Nous avons pourtant une part de responsabilité dans cet échec, dans la mesure où une majorité d’entre nous n’a pas reconnu que, nous renforçant électoralement au fil des ans et donc nos partenaires s’affaiblissant (par exemple, les élections fédérales de 2003 nous créditaient de 5,4% des voix et le PdT de 2,4%), nous nous devions de faire de plus grandes concessions pour préserver l’unité de l’ADG. Cette responsabilité-là (partie intégrante de notre échec), nous devons tous/toutes l’assumer aujourd’hui au sein de solidaritéS, c’est une question de courage politique. Ainsi, nous aurions peut-être dû descendre nos prétentions à 3 fois 11 candidat-e-s, voire même plus bas. La concession que nous avons faite d’accepter que le nombre des candidats des Indépendants soit identique au PdT ou à solidaritéS alors que par le passé il n’en n’avait que la moitié ne suffisait pas! Avec une liste restreinte, nous nous serions privés d’une campagne large et vivante, comme notre mouvement sait les faire, mais au regard des 4 années qui sont devant nous et des difficultés que nous allons rencontrer dans la défense des intérêts des catégories sociales, suisses et immigrées, que nous devons défendre, un tel risque valait-il réellement la peine d’être pris?

Avec cet échec, nous perdons non seulement une tribune par la présence des représentant-e-s des luttes de la base dans un espace politique parlementaire, mais aussi la possibilité d’inscrire dans la loi donc dans la durée les conquêtes sociales, par exemple, les 16 semaines de l’assurance maternité, la présence des milieux populaires dans des habitations du centre ville grâce à la LDTR etc., mais aussi la possibilité de ce que d’aucuns – à droite – ont appelé la «satellisation» du PS et des Verts et qu’on pourrait plus rationnellement qualifier d’obligation de résistance de ces partis du fait de notre «surveillance» parlementaire. Dans la situation actuelle d’attaque généralisée des conditions de travail et de vie des classes ouvrière et populaire, et par conséquent, de la majorité des habitant-e-s de la région, cette défaite est extrêmement grave pour toutes et tous.

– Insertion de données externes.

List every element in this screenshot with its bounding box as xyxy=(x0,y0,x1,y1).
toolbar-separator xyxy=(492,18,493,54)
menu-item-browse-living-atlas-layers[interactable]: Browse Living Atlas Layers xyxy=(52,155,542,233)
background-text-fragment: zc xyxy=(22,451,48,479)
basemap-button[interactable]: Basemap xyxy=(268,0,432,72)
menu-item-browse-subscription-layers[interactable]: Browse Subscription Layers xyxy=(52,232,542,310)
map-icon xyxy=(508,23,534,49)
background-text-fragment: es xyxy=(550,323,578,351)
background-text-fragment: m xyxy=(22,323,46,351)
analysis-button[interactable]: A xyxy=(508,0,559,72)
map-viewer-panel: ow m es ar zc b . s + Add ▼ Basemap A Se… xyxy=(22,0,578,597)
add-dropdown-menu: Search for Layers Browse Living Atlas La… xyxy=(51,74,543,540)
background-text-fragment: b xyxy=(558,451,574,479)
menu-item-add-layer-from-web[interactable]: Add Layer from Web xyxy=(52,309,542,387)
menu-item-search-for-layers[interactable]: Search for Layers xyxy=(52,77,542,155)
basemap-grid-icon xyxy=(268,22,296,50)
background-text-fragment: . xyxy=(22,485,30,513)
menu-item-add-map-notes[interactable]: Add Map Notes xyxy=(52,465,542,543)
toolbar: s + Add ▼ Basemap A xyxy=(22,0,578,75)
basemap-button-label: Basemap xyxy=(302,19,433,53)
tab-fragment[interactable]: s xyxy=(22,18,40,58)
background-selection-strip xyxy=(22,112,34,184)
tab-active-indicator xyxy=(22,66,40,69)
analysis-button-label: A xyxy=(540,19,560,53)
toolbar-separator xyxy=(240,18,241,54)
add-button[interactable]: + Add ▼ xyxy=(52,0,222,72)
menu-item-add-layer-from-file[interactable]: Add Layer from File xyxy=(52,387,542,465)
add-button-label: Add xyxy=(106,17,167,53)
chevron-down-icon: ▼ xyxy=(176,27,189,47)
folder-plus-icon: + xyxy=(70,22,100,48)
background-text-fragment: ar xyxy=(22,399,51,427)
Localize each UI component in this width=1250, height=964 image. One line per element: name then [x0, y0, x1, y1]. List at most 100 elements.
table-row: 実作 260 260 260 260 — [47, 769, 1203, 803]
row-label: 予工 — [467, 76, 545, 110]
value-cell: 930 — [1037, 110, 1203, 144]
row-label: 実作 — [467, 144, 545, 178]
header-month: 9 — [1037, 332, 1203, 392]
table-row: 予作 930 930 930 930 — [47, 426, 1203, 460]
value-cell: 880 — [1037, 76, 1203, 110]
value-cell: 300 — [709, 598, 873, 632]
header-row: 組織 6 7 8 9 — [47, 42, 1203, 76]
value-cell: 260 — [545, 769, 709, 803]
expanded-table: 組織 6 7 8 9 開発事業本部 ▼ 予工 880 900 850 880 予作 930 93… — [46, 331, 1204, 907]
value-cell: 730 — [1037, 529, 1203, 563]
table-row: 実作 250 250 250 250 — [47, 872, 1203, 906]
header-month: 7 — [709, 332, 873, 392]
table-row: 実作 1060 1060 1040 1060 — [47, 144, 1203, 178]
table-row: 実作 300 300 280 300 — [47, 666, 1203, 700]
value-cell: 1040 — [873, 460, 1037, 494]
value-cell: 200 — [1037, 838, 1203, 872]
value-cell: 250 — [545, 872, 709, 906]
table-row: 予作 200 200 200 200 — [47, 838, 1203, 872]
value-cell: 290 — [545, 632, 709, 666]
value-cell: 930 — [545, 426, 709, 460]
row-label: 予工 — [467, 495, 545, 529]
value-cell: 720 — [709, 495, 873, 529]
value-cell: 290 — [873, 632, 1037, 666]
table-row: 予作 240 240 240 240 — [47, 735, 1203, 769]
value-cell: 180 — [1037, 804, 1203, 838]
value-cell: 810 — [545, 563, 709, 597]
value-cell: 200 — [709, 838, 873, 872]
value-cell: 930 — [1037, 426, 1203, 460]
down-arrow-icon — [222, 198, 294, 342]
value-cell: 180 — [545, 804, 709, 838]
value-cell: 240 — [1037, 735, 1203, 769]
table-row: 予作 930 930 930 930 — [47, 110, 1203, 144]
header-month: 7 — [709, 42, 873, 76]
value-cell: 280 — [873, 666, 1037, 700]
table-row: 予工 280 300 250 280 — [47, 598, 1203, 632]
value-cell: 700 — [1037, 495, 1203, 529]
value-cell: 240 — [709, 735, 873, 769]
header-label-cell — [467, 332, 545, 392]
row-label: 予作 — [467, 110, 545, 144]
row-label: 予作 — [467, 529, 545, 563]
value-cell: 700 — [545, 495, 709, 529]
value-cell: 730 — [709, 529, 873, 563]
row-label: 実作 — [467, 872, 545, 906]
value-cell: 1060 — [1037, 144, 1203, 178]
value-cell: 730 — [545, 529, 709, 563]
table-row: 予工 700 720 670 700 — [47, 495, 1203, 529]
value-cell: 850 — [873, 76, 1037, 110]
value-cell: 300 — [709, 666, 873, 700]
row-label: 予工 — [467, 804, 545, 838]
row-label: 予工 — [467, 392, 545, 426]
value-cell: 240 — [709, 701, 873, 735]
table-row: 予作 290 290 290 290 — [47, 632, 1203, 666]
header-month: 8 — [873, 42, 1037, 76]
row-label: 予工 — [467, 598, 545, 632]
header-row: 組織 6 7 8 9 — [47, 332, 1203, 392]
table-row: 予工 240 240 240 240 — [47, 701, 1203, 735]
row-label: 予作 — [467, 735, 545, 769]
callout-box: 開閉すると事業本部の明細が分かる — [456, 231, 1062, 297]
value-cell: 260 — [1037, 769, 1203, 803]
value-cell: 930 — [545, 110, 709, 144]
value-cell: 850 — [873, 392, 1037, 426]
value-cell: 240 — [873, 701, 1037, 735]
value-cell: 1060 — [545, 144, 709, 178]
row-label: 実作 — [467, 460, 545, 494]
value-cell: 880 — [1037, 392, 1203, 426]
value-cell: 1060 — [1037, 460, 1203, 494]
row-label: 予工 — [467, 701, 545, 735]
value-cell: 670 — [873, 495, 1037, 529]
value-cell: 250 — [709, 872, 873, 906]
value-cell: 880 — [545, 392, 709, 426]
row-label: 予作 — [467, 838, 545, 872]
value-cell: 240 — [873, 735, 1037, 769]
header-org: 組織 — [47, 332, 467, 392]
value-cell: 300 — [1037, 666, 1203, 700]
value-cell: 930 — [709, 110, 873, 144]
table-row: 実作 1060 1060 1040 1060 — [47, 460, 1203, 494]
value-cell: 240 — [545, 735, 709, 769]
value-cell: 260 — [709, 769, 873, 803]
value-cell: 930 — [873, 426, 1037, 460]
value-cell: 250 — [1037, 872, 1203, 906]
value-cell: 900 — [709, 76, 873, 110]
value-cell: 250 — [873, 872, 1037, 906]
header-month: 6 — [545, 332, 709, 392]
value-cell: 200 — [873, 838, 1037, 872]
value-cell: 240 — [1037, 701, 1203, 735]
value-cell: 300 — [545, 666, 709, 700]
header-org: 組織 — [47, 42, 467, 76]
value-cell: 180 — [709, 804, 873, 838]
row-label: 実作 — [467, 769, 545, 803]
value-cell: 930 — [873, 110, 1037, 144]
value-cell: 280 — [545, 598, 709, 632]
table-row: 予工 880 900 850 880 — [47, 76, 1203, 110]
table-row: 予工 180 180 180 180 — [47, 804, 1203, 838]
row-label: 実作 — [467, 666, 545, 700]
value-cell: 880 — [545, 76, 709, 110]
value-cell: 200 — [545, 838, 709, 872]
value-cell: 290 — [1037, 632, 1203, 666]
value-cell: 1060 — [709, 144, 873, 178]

En conclusion, il faut donc que chacun et chacune d’entre nous examine froidement ce que nous avons perdu et ce que nous avons gagné en pratiquant cette stratégie politique erronée et ce que nous gagnerons à reconstruire une unité nécessaire et indispensable, avec des partenaires incontournables. Il en va de notre responsabilité et de notre crédibilité auprès des personnes qui partagent nos combats et nos idéaux.